The Cistercian Order was the most important of the new religious orders that developed in western Europe in the late eleventh century in response to movements for reform in the Church. Cistercians – also known as White Monks – dominated the spread of new monastic foundations in Europe, rapidly moving from Burgundy where the order began throughout France, Britain and Ireland.

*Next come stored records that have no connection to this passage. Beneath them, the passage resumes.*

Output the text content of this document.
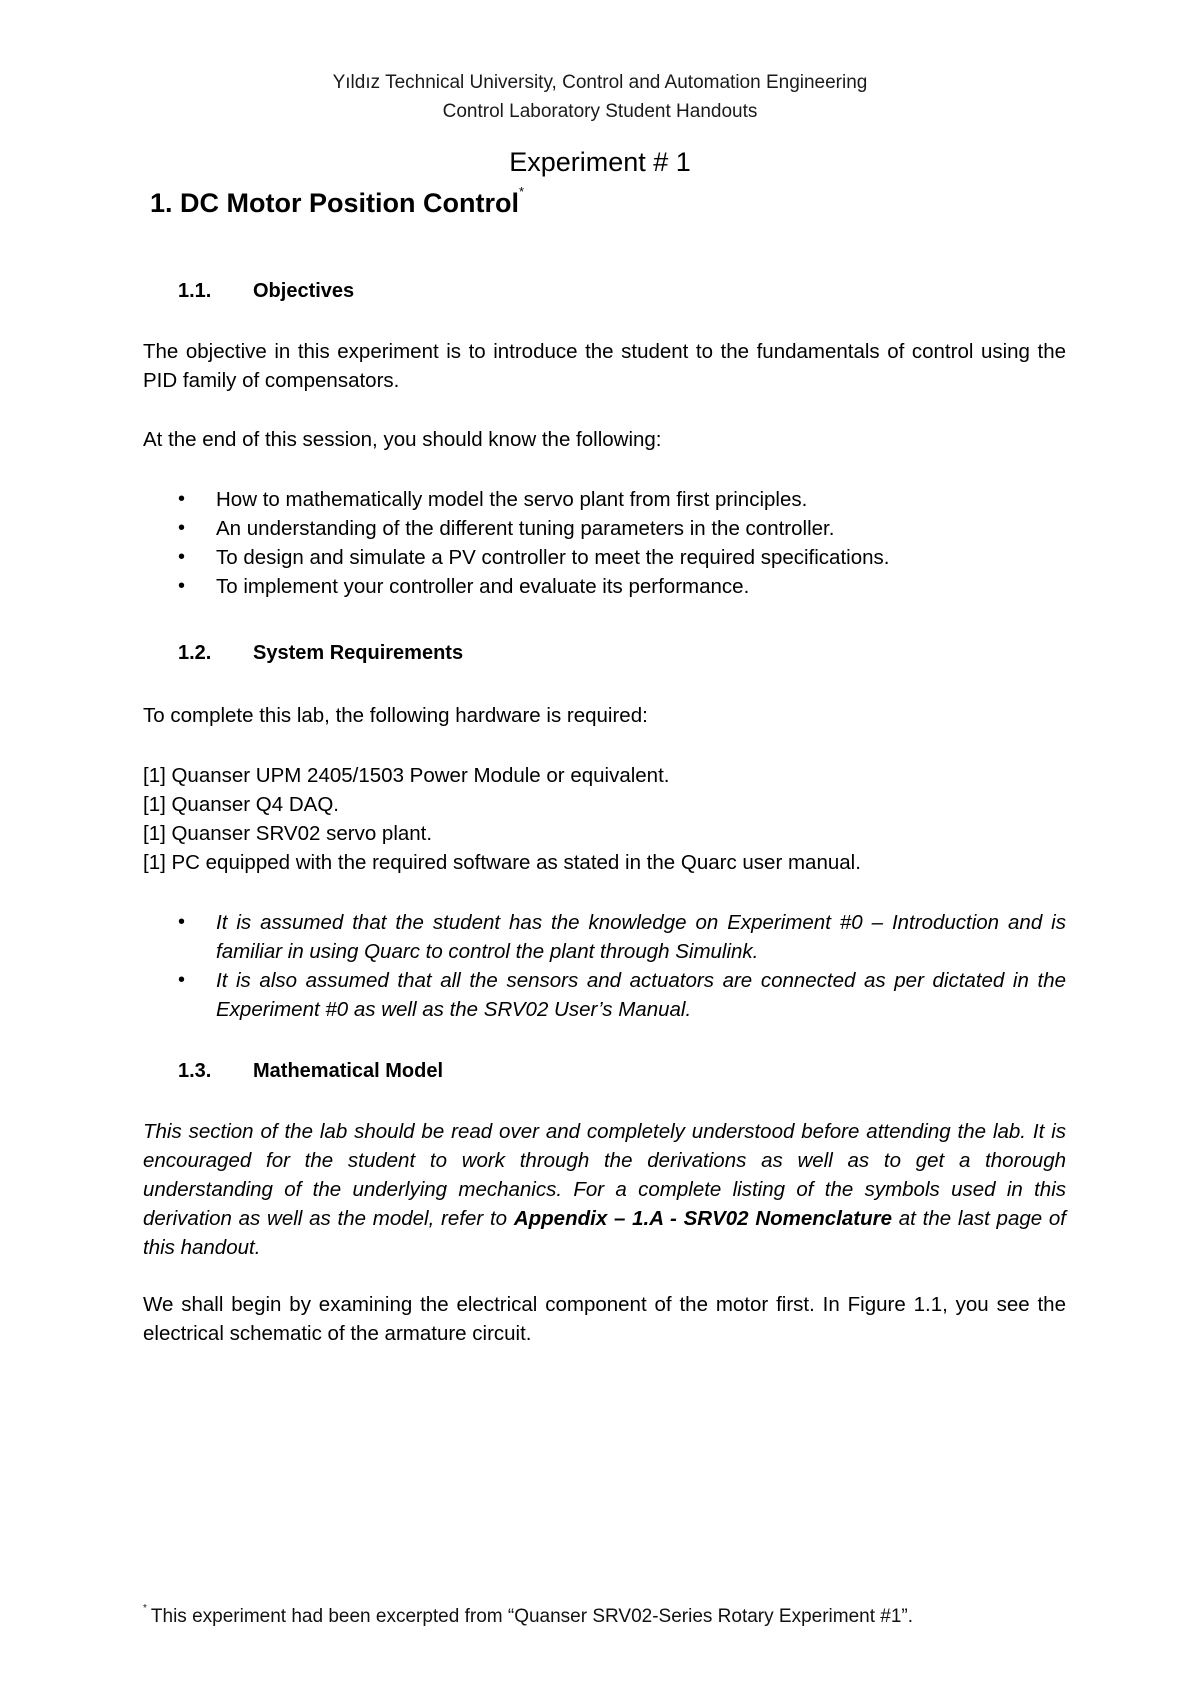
Yıldız Technical University, Control and Automation Engineering
Control Laboratory Student Handouts
Experiment # 1
1. DC Motor Position Control*
1.1. Objectives
The objective in this experiment is to introduce the student to the fundamentals of control using the PID family of compensators.
At the end of this session, you should know the following:
• How to mathematically model the servo plant from first principles.
• An understanding of the different tuning parameters in the controller.
• To design and simulate a PV controller to meet the required specifications.
• To implement your controller and evaluate its performance.
1.2. System Requirements
To complete this lab, the following hardware is required:
[1] Quanser UPM 2405/1503 Power Module or equivalent.
[1] Quanser Q4 DAQ.
[1] Quanser SRV02 servo plant.
[1] PC equipped with the required software as stated in the Quarc user manual.
• It is assumed that the student has the knowledge on Experiment #0 – Introduction and is familiar in using Quarc to control the plant through Simulink.
• It is also assumed that all the sensors and actuators are connected as per dictated in the Experiment #0 as well as the SRV02 User’s Manual.
1.3. Mathematical Model
This section of the lab should be read over and completely understood before attending the lab. It is encouraged for the student to work through the derivations as well as to get a thorough understanding of the underlying mechanics. For a complete listing of the symbols used in this derivation as well as the model, refer to Appendix – 1.A - SRV02 Nomenclature at the last page of this handout.
We shall begin by examining the electrical component of the motor first. In Figure 1.1, you see the electrical schematic of the armature circuit.
* This experiment had been excerpted from “Quanser SRV02-Series Rotary Experiment #1”.
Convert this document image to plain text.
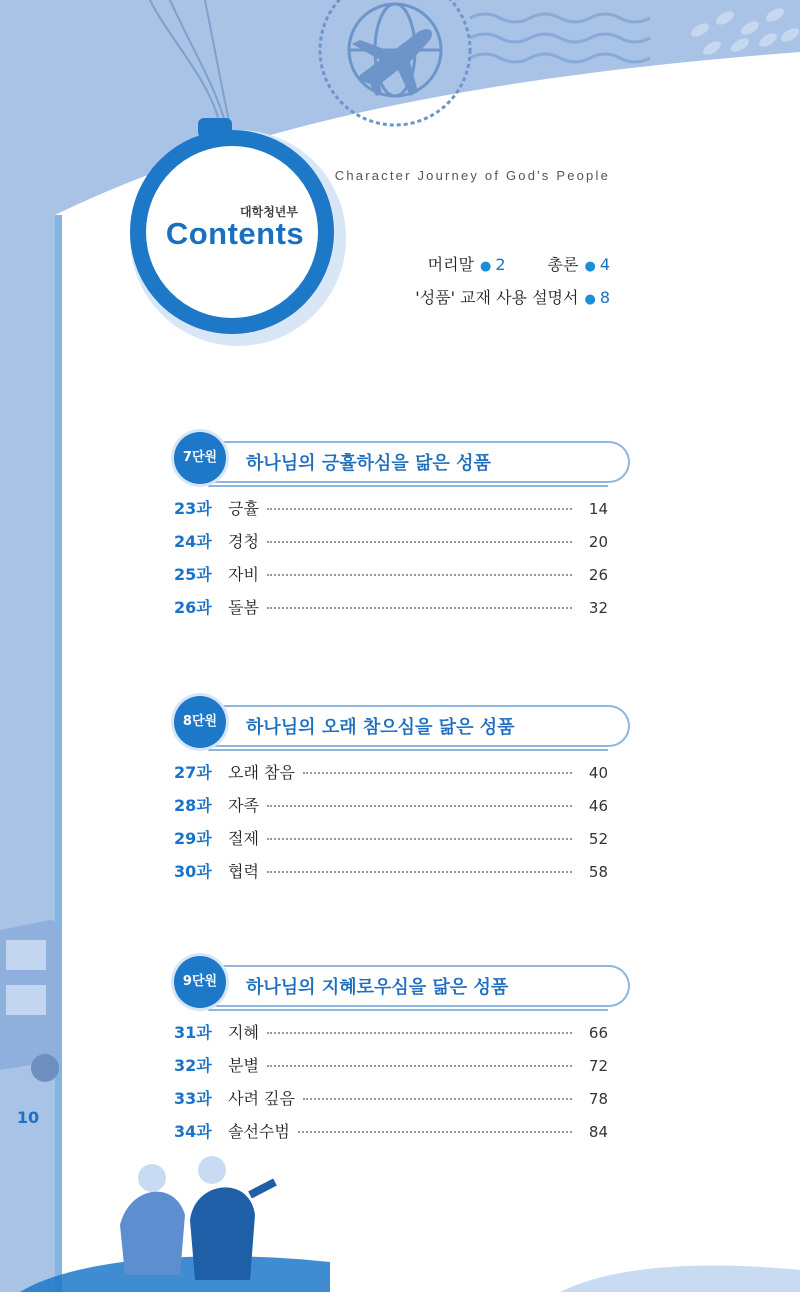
Character Journey of God's People
대학청년부
Contents
머리말 ● 2	총론 ● 4
'성품' 교재 사용 설명서 ● 8
7단원	하나님의 긍휼하심을 닮은 성품
23과	긍휼	14
24과	경청	20
25과	자비	26
26과	돌봄	32
8단원	하나님의 오래 참으심을 닮은 성품
27과	오래 참음	40
28과	자족	46
29과	절제	52
30과	협력	58
9단원	하나님의 지혜로우심을 닮은 성품
31과	지혜	66
32과	분별	72
33과	사려 깊음	78
34과	솔선수범	84
10
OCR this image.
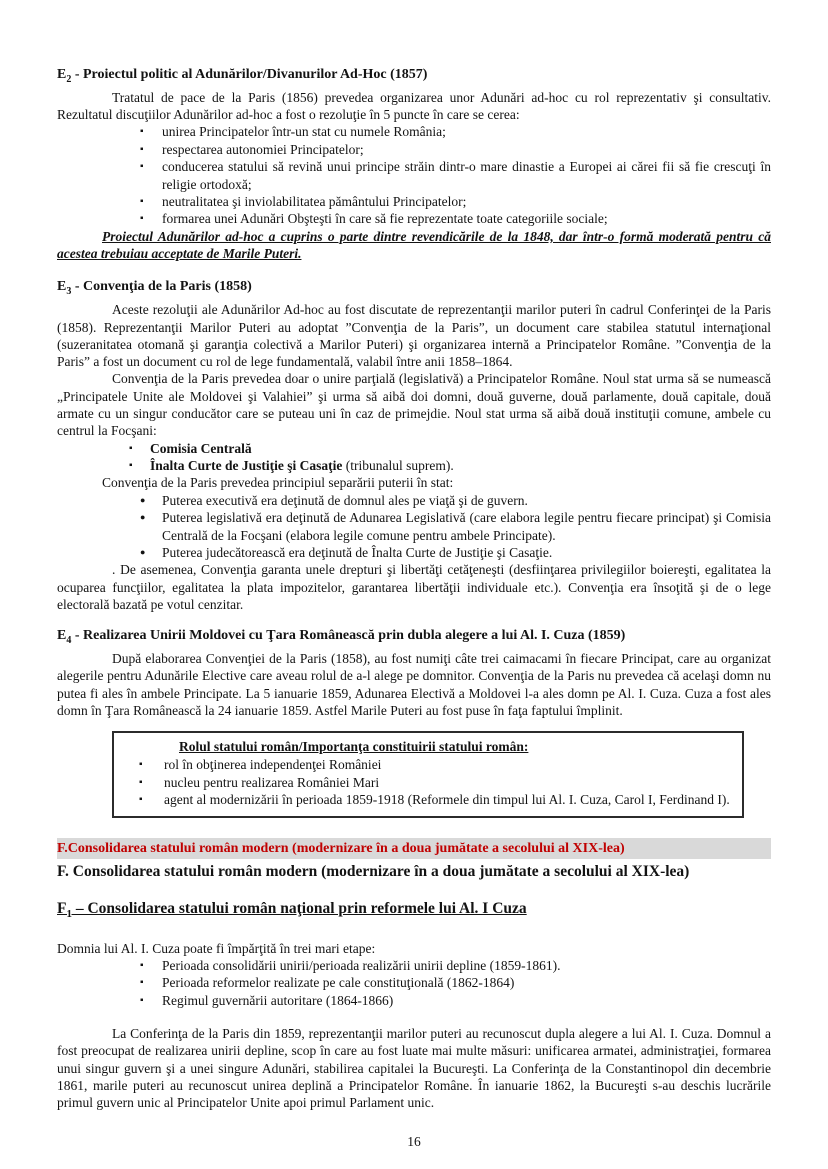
$E_2$ - Proiectul politic al Adunărilor/Divanurilor Ad-Hoc (1857)

Tratatul de pace de la Paris (1856) prevedea organizarea unor Adunări ad-hoc cu rol reprezentativ şi consultativ. Rezultatul discuţiilor Adunărilor ad-hoc a fost o rezoluţie în 5 puncte în care se cerea:

▪ unirea Principatelor într-un stat cu numele România;
▪ respectarea autonomiei Principatelor;
▪ conducerea statului să revină unui principe străin dintr-o mare dinastie a Europei ai cărei fii să fie crescuţi în religie ortodoxă;
▪ neutralitatea şi inviolabilitatea pământului Principatelor;
▪ formarea unei Adunări Obşteşti în care să fie reprezentate toate categoriile sociale;

Proiectul Adunărilor ad-hoc a cuprins o parte dintre revendicările de la 1848, dar într-o formă moderată pentru că acestea trebuiau acceptate de Marile Puteri.

$E_3$ - Convenţia de la Paris (1858)

Aceste rezoluţii ale Adunărilor Ad-hoc au fost discutate de reprezentanţii marilor puteri în cadrul Conferinţei de la Paris (1858). Reprezentanţii Marilor Puteri au adoptat ”Convenţia de la Paris”, un document care stabilea statutul internaţional (suzeranitatea otomană şi garanţia colectivă a Marilor Puteri) şi organizarea internă a Principatelor Române. ”Convenţia de la Paris” a fost un document cu rol de lege fundamentală, valabil între anii 1858–1864.

Convenţia de la Paris prevedea doar o unire parţială (legislativă) a Principatelor Române. Noul stat urma să se numească „Principatele Unite ale Moldovei şi Valahiei” şi urma să aibă doi domni, două guverne, două parlamente, două capitale, două armate cu un singur conducător care se puteau uni în caz de primejdie. Noul stat urma să aibă două instituţii comune, ambele cu centrul la Focşani:

▪ Comisia Centrală
▪ Înalta Curte de Justiţie şi Casaţie (tribunalul suprem).

Convenţia de la Paris prevedea principiul separării puterii în stat:

● Puterea executivă era deţinută de domnul ales pe viaţă şi de guvern.
● Puterea legislativă era deţinută de Adunarea Legislativă (care elabora legile pentru fiecare principat) şi Comisia Centrală de la Focşani (elabora legile comune pentru ambele Principate).
● Puterea judecătorească era deţinută de Înalta Curte de Justiţie şi Casaţie.

. De asemenea, Convenţia garanta unele drepturi şi libertăţi cetăţeneşti (desfiinţarea privilegiilor boiereşti, egalitatea la ocuparea funcţiilor, egalitatea la plata impozitelor, garantarea libertăţii individuale etc.). Convenţia era însoţită şi de o lege electorală bazată pe votul cenzitar.

$E_4$ - Realizarea Unirii Moldovei cu Ţara Românească prin dubla alegere a lui Al. I. Cuza (1859)

După elaborarea Convenţiei de la Paris (1858), au fost numiţi câte trei caimacami în fiecare Principat, care au organizat alegerile pentru Adunările Elective care aveau rolul de a-l alege pe domnitor. Convenţia de la Paris nu prevedea că acelaşi domn nu putea fi ales în ambele Principate. La 5 ianuarie 1859, Adunarea Electivă a Moldovei l-a ales domn pe Al. I. Cuza. Cuza a fost ales domn în Ţara Românească la 24 ianuarie 1859. Astfel Marile Puteri au fost puse în faţa faptului împlinit.

Rolul statului român/Importanţa constituirii statului român:
▪ rol în obţinerea independenţei României
▪ nucleu pentru realizarea României Mari
▪ agent al modernizării în perioada 1859-1918 (Reformele din timpul lui Al. I. Cuza, Carol I, Ferdinand I).
F.Consolidarea statului român modern (modernizare în a doua jumătate a secolului al XIX-lea)
F. Consolidarea statului român modern (modernizare în a doua jumătate a secolului al XIX-lea)

$F_1$ – Consolidarea statului român naţional prin reformele lui Al. I Cuza

Domnia lui Al. I. Cuza poate fi împărţită în trei mari etape:

▪ Perioada consolidării unirii/perioada realizării unirii depline (1859-1861).
▪ Perioada reformelor realizate pe cale constituţională (1862-1864)
▪ Regimul guvernării autoritare (1864-1866)

La Conferinţa de la Paris din 1859, reprezentanţii marilor puteri au recunoscut dupla alegere a lui Al. I. Cuza. Domnul a fost preocupat de realizarea unirii depline, scop în care au fost luate mai multe măsuri: unificarea armatei, administraţiei, formarea unui singur guvern şi a unei singure Adunări, stabilirea capitalei la Bucureşti. La Conferinţa de la Constantinopol din decembrie 1861, marile puteri au recunoscut unirea deplină a Principatelor Române. În ianuarie 1862, la Bucureşti s-au deschis lucrările primul guvern unic al Principatelor Unite apoi primul Parlament unic.

16
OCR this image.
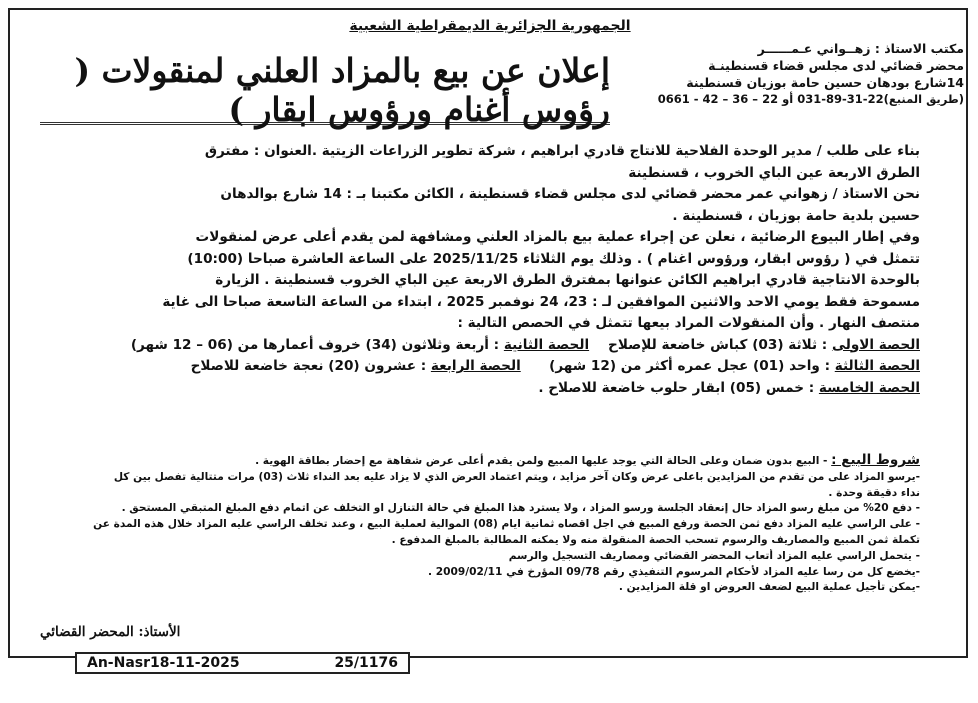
الجمهورية الجزائرية الديمقراطية الشعبية
مكتب الاستاذ : زهــواني عـمــــــر
محضر قضائي لدى مجلس قضاء قسنطينـة
14شارع بودهان حسين حامة بوزيان قسنطينة
(طريق المنبع)22-31-89-031 أو 22 – 36 – 42 - 0661
إعلان عن بيع بالمزاد العلني لمنقولات ( رؤوس أغنام ورؤوس ابقار )
بناء على طلب / مدير الوحدة الفلاحية للانتاج قادري ابراهيم ، شركة تطوير الزراعات الزيتية .العنوان : مفترق
الطرق الاربعة عين الباي الخروب ، قسنطينة
نحن الاستاذ / زهواني عمر محضر قضائي لدى مجلس قضاء قسنطينة ، الكائن مكتبنا بـ : 14 شارع بوالدهان
حسين بلدية حامة بوزيان ، قسنطينة .
وفي إطار البيوع الرضائية ، نعلن عن إجراء عملية بيع بالمزاد العلني ومشافهة لمن يقدم أعلى عرض لمنقولات
تتمثل في ( رؤوس ابقار، ورؤوس اغنام ) . وذلك يوم الثلاثاء 2025/11/25 على الساعة العاشرة صباحا (10:00)
بالوحدة الانتاجية قادري ابراهيم الكائن عنوانها بمفترق الطرق الاربعة عين الباي الخروب قسنطينة . الزيارة
مسموحة فقط يومي الاحد والاثنين الموافقين لـ : 23، 24 نوفمبر 2025 ، ابتداء من الساعة التاسعة صباحا الى غاية
منتصف النهار . وأن المنقولات المراد بيعها تتمثل في الحصص التالية :
الحصة الاولى : ثلاثة (03) كباش خاضعة للإصلاح    الحصة الثانية : أربعة وثلاثون (34) خروف أعمارها من (06 – 12 شهر)
الحصة الثالثة : واحد (01) عجل عمره أكثر من (12 شهر)      الحصة الرابعة : عشرون (20) نعجة خاضعة للاصلاح
الحصة الخامسة : خمس (05) ابقار حلوب خاضعة للاصلاح .
شروط البيع : - البيع بدون ضمان وعلى الحالة التي يوجد عليها المبيع ولمن يقدم أعلى عرض شفاهة مع إحضار بطاقة الهوية .
-يرسو المزاد على من تقدم من المزايدين باعلى عرض وكان آخر مزايد ، ويتم اعتماد العرض الذي لا يزاد عليه بعد النداء ثلاث (03) مرات متتالية تفصل بين كل
نداء دقيقة وحدة .
- دفع 20% من مبلغ رسو المزاد حال إنعقاد الجلسة ورسو المزاد ، ولا يسترد هذا المبلغ في حالة التنازل او التخلف عن اتمام دفع المبلغ المتبقي المستحق .
- على الراسي عليه المزاد دفع ثمن الحصة ورفع المبيع في اجل اقصاه ثمانية ايام (08) الموالية لعملية البيع ، وعند تخلف الراسي عليه المزاد خلال هذه المدة عن
تكملة ثمن المبيع والمصاريف والرسوم تسحب الحصة المنقولة منه ولا يمكنه المطالبة بالمبلغ المدفوع .
- يتحمل الراسي عليه المزاد أتعاب المحضر القضائي ومصاريف التسجيل والرسم
-يخضع كل من رسا عليه المزاد لأحكام المرسوم التنفيذي رقم 09/78 المؤرخ في 2009/02/11 .
-يمكن تأجيل عملية البيع لضعف العروض او قلة المزايدين .
الأستاذ: المحضر القضائي
An-Nasr18-11-2025	25/1176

The Cistercians had their critics, as well as their admirers, but their rigorous lifestyle attracted more than it deterred. Within fifty years of their foundation the white monks had taken Europe by storm, and by the mid-seventeenth century there were more than 1500 Cistercian houses in Europe, stretching from Scandinavia to Sicily.
About the Artist
Cistercian Psalter, French School, (13th cent.) The Cistercian Psalterwas part of a collection purchased by the National Library in 1963 from the Clifford Family of Ugbrooke Park, Chudleigh, Devon, England. The Clifford Collection comprised 75 English and European manuscripts, including ten medieval manuscripts, and more than 10,000 volumes of rare books and pamphlets.
Cistercian Psalter, Breviary and Missal manuscript is on vellum with part in double columns, 32 lines to the page and the greater part in single column of 26 lines to the page, rubricated in red and blue. There are fine marginal flourishes in red and blue ink, calligraphic capitals in red and blue. Pages are 142 x 110 mm. contained in a fine contemporary German binding of stamped vellum over champered oak boards with remains of original brass clasps.
The stamped binding comprises a central rectangle of interlaced flower sprays surrounded by seven compartments of New Testament scenes, each with blind-stamped title. The lower cover is similarly stamped with the figures of Saints; the manuscript written and signed at end by Brother Henry, monk of Fürstenfeld, Diocese of Freising, 1306.